Naziazeno, personagem principal do romance,
enfrenta um dia inteiro, entre o medo e a angústia. O medo para Heidegger é
sempre transitório e, quando fortificado por uma razão externa (no caso do
romance, os ratos, a dívida) transforma-se em angústia e o referencial (a
razão) se desvanece e fica o sentimento sufocante, inexplicável e profundo. No
livro, o medo de não conseguir o dinheiro para saldar a dívida com o leiteiro
se torna “a morte vivida a cada dia, cada minuto” (angústia) e acesso ao nada.

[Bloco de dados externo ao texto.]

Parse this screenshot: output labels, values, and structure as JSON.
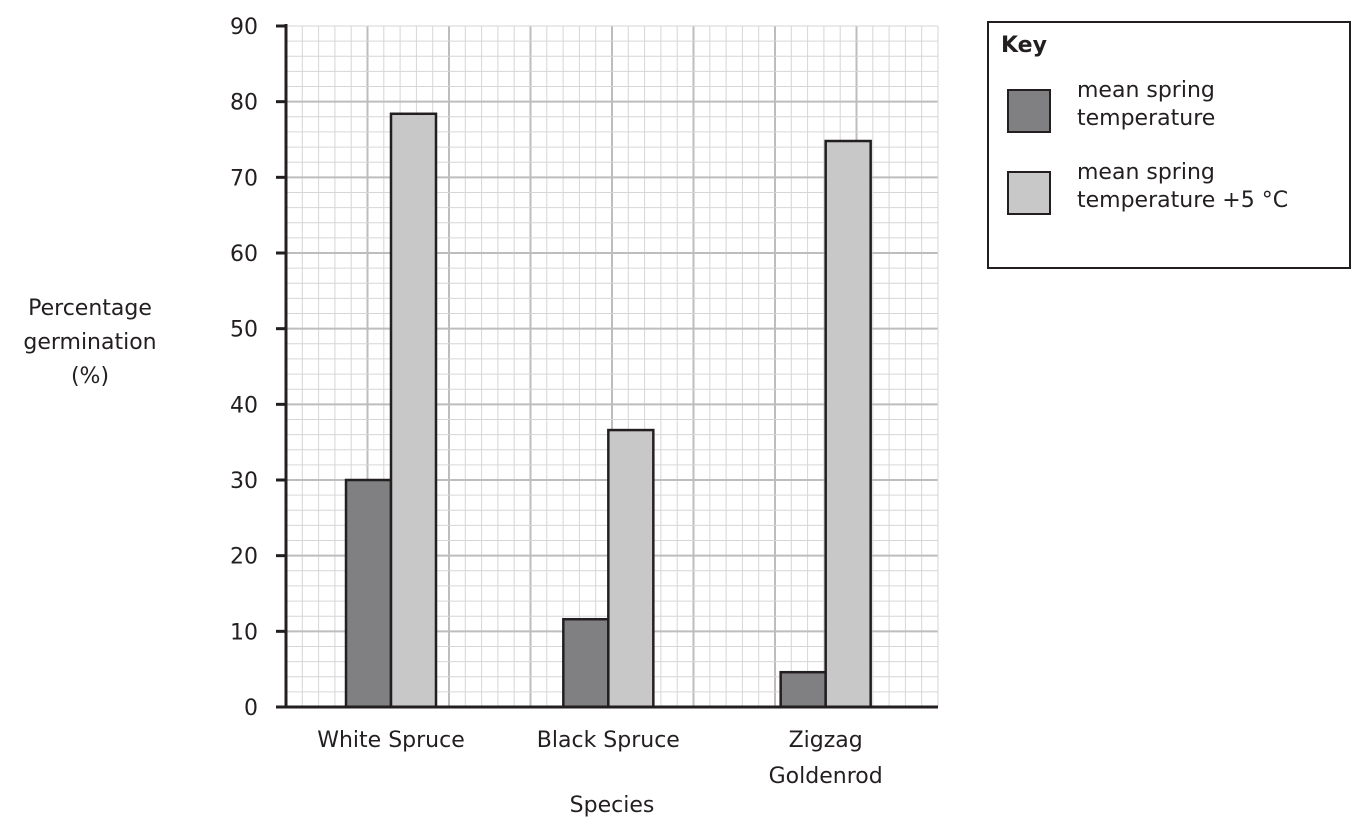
{
  "chart_data": {
    "type": "bar",
    "categories": [
      "White Spruce",
      "Black Spruce",
      "Zigzag Goldenrod"
    ],
    "category_lines": [
      [
        "White Spruce"
      ],
      [
        "Black Spruce"
      ],
      [
        "Zigzag",
        "Goldenrod"
      ]
    ],
    "series": [
      {
        "name": "mean spring temperature",
        "values": [
          30,
          11.6,
          4.6
        ],
        "color": "#808083"
      },
      {
        "name": "mean spring temperature +5 °C",
        "values": [
          78.4,
          36.6,
          74.8
        ],
        "color": "#c8c8c9"
      }
    ],
    "title": "",
    "xlabel": "Species",
    "ylabel_lines": [
      "Percentage",
      "germination",
      "(%)"
    ],
    "ylim": [
      0,
      90
    ],
    "yticks": [
      0,
      10,
      20,
      30,
      40,
      50,
      60,
      70,
      80,
      90
    ],
    "grid": true,
    "legend_position": "top-right"
  },
  "key": {
    "title": "Key",
    "items": [
      {
        "label_lines": [
          "mean spring",
          "temperature"
        ],
        "color": "#808083"
      },
      {
        "label_lines": [
          "mean spring",
          "temperature +5 °C"
        ],
        "color": "#c8c8c9"
      }
    ]
  }
}
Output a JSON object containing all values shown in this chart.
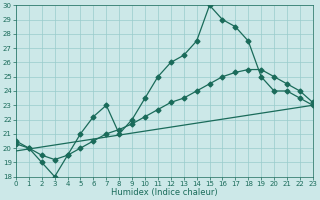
{
  "xlabel": "Humidex (Indice chaleur)",
  "background_color": "#cce8e8",
  "grid_color": "#99cccc",
  "line_color": "#1a6b5a",
  "ylim": [
    18,
    30
  ],
  "xlim": [
    0,
    23
  ],
  "yticks": [
    18,
    19,
    20,
    21,
    22,
    23,
    24,
    25,
    26,
    27,
    28,
    29,
    30
  ],
  "xticks": [
    0,
    1,
    2,
    3,
    4,
    5,
    6,
    7,
    8,
    9,
    10,
    11,
    12,
    13,
    14,
    15,
    16,
    17,
    18,
    19,
    20,
    21,
    22,
    23
  ],
  "curve1_x": [
    0,
    1,
    2,
    3,
    4,
    5,
    6,
    7,
    8,
    9,
    10,
    11,
    12,
    13,
    14,
    15,
    16,
    17,
    18,
    19,
    20,
    21,
    22,
    23
  ],
  "curve1_y": [
    20.5,
    20.0,
    19.0,
    18.0,
    19.5,
    21.0,
    22.2,
    23.0,
    21.0,
    22.0,
    23.5,
    25.0,
    26.0,
    26.5,
    27.5,
    30.0,
    29.0,
    28.5,
    27.5,
    25.0,
    24.0,
    24.0,
    23.5,
    23.0
  ],
  "curve2_x": [
    0,
    1,
    2,
    3,
    4,
    5,
    6,
    7,
    8,
    9,
    10,
    11,
    12,
    13,
    14,
    15,
    16,
    17,
    18,
    19,
    20,
    21,
    22,
    23
  ],
  "curve2_y": [
    20.3,
    20.0,
    19.5,
    19.2,
    19.5,
    20.0,
    20.5,
    21.0,
    21.3,
    21.7,
    22.2,
    22.7,
    23.2,
    23.5,
    24.0,
    24.5,
    25.0,
    25.3,
    25.5,
    25.5,
    25.0,
    24.5,
    24.0,
    23.2
  ],
  "curve3_x": [
    0,
    23
  ],
  "curve3_y": [
    19.8,
    23.0
  ],
  "marker": "D",
  "marker_size": 2.5,
  "line_width": 0.9,
  "tick_fontsize": 5,
  "xlabel_fontsize": 6
}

Por isso, Naziazeno, em certa altura do
romance (diante de todas as suas tentativas fracassadas), não pensa mais, não
discute mais, perde as esperanças;
- Para
Freud, o pensamento obsessivo aparece como uma ligação do inconsciente a certas
vontades, não satisfeitas, que levam ao estado de ansiedade ou angústia; o
pensamento obsessivo de Naziazeno é a dívida. Em detrimento dela, e por ela,
ele é capaz de se sacrificar: ficar sem almoço, pedir dinheiro para
desconhecidos, não trabalhar, voltar tarde para casa, não dormir – tornando o
ato de saldar uma dívida em um “calvário” (como se o empréstimo fosse a sua
única salvação);
- Dyonélio
Machado dedica o título da obra e dois capítulos aos ratos. Pelo menos aos
olhos do convencional, os ratos (animais de hábitos noturnos que sobrevivem de
restos de alimentos e vivem em lixos, sótãos, etc.) causam repugnância, medo,
pavor, agonia, angústia, nojo e outros. Qual seria então a possível relação
metafórica desse animal com Naziazeno ou com sua condição momentânea?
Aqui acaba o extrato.